INFO:absl:Running driver for StatisticsGen
INFO:absl:MetadataStore with gRPC connection initialized
INFO:absl:Adding KFP pod name consumer-complaint-pipeline-kubeflow-hzrjh-887385430 to execution
Traceback (most recent call last):
  File "/usr/local/lib/python3.7/dist-packages/ml_metadata/metadata_store/metadata_store.py", line 171, in _call_method
    response.CopyFrom(grpc_method(request))
  File "/usr/local/lib/python3.7/dist-packages/grpc/_channel.py", line 826, in __call__
    return _end_unary_response_blocking(state, call, False, None)
  File "/usr/local/lib/python3.7/dist-packages/grpc/_channel.py", line 729, in _end_unary_response_blocking
    raise _InactiveRpcError(state)
grpc._channel._InactiveRpcError: <_InactiveRpcError of RPC that terminated with:
    status = StatusCode.ALREADY_EXISTS
    details = "Type already exists with different properties."
    debug_error_string = "{"created":"@1602251118.007945649","description":"Error received from peer ipv4:10.106.131.168:8080","file":"src/core/lib/surface/call.cc","file_line":1061,"grpc_message":"Type already exists with different properties.","grpc_status":6}"
>
During handling of the above exception, another exception occurred:
Traceback (most recent call last):
  File "/tfx-src/tfx/orchestration/kubeflow/container_entrypoint.py", line 360, in <module>
    main()
  File "/tfx-src/tfx/orchestration/kubeflow/container_entrypoint.py", line 353, in main
    execution_info = launcher.launch()
  File "/tfx-src/tfx/orchestration/launcher/base_component_launcher.py", line 197, in launch
    self._exec_properties)
  File "/tfx-src/tfx/orchestration/launcher/base_component_launcher.py", line 166, in _run_driver
    component_info=self._component_info)
  File "/tfx-src/tfx/components/base/base_driver.py", line 330, in pre_execution
    contexts=contexts)
  File "/tfx-src/tfx/orchestration/metadata.py", line 599, in update_execution
    registered_artifacts_ids=registered_output_artifact_ids))
  File "/tfx-src/tfx/orchestration/metadata.py", line 538, in _artifact_and_event_pairs
    a.set_mlmd_artifact_type(self._prepare_artifact_type(a.artifact_type))
  File "/tfx-src/tfx/orchestration/metadata.py", line 185, in _prepare_artifact_type
    artifact_type=artifact_type, can_add_fields=True)
  File "/usr/local/lib/python3.7/dist-packages/ml_metadata/metadata_store/metadata_store.py", line 282, in put_artifact_type
    self._call('PutArtifactType', request, response)
  File "/usr/local/lib/python3.7/dist-packages/ml_metadata/metadata_store/metadata_store.py", line 146, in _call
    return self._call_method(method_name, request, response)
  File "/usr/local/lib/python3.7/dist-packages/ml_metadata/metadata_store/metadata_store.py", line 176, in _call_method
    raise _make_exception(e.details(), e.code().value[0])  # pytype: disable=attribute-error
ml_metadata.errors.AlreadyExistsError: Type already exists with different properties.

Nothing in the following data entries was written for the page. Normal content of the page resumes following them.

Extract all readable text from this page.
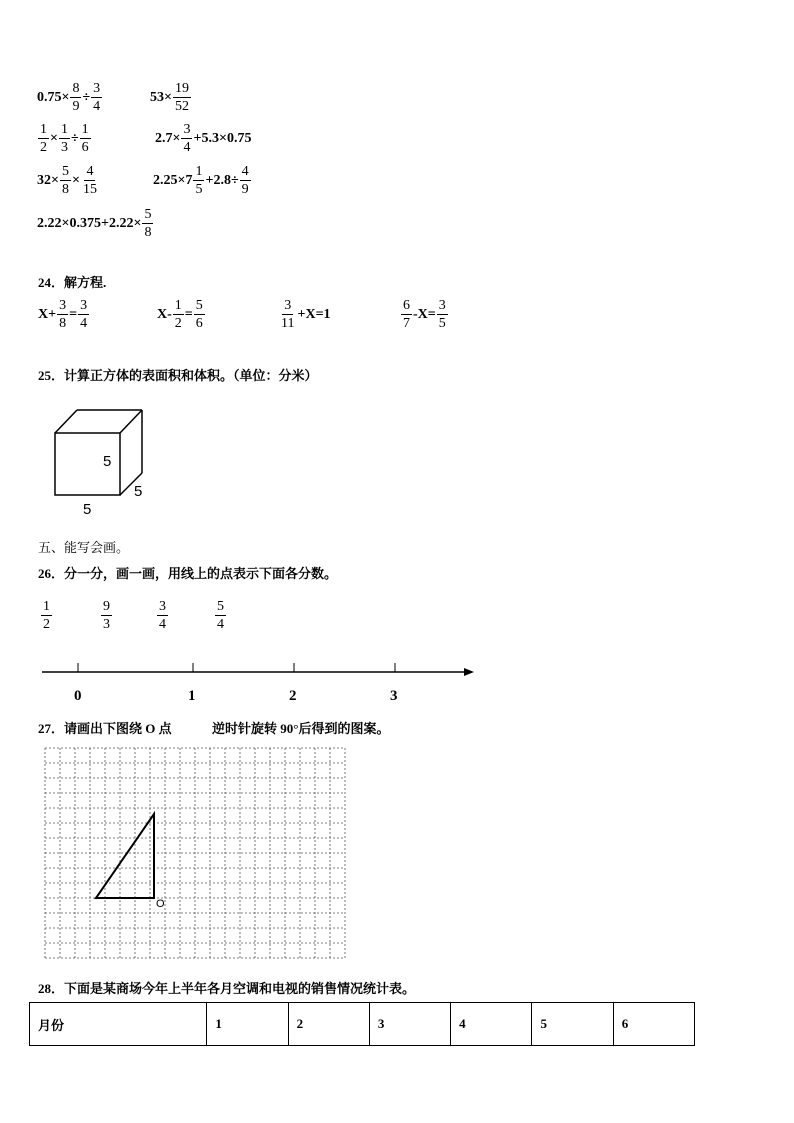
24．解方程.
25．计算正方体的表面积和体积。（单位：分米）
5
5
5
五、能写会画。
26．分一分，画一画，用线上的点表示下面各分数。
27．请画出下图绕 O 点	逆时针旋转 90°后得到的图案。
O
28．下面是某商场今年上半年各月空调和电视的销售情况统计表。
月份	1	2	3	4	5	6
$0.75\times \frac{8}{9} \div \frac{3}{4}$	$53\times \frac{19}{52}$
$\frac{1}{2} \times \frac{1}{3} \div \frac{1}{6}$	$2.7\times \frac{3}{4} +5.3\times 0.75$
$32\times \frac{5}{8} \times \frac{4}{15}$	$2.25\times 7 \frac{1}{5} +2.8\div \frac{4}{9}$
$2.22\times 0.375+2.22\times \frac{5}{8}$
$X+ \frac{3}{8} = \frac{3}{4}$	$X- \frac{1}{2} = \frac{5}{6}$	$\frac{3}{11} +X=1$	$\frac{6}{7} -X= \frac{3}{5}$
$\frac{1}{2}$	$\frac{9}{3}$	$\frac{3}{4}$	$\frac{5}{4}$
0	1	2	3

If you found an error in the book, please report it at https://www.oreilly.com/catalog/errata.csp?isbn=0636920260912.

jazzsir commented 3 years ago

This is because MLMD doesn't support different TFX versions, resolved by reinstalling kubeflow metadata.

hanneshapke commented 3 years ago

Hi @jazzsir thank you for pointing out the dependency on the exact same TFX version!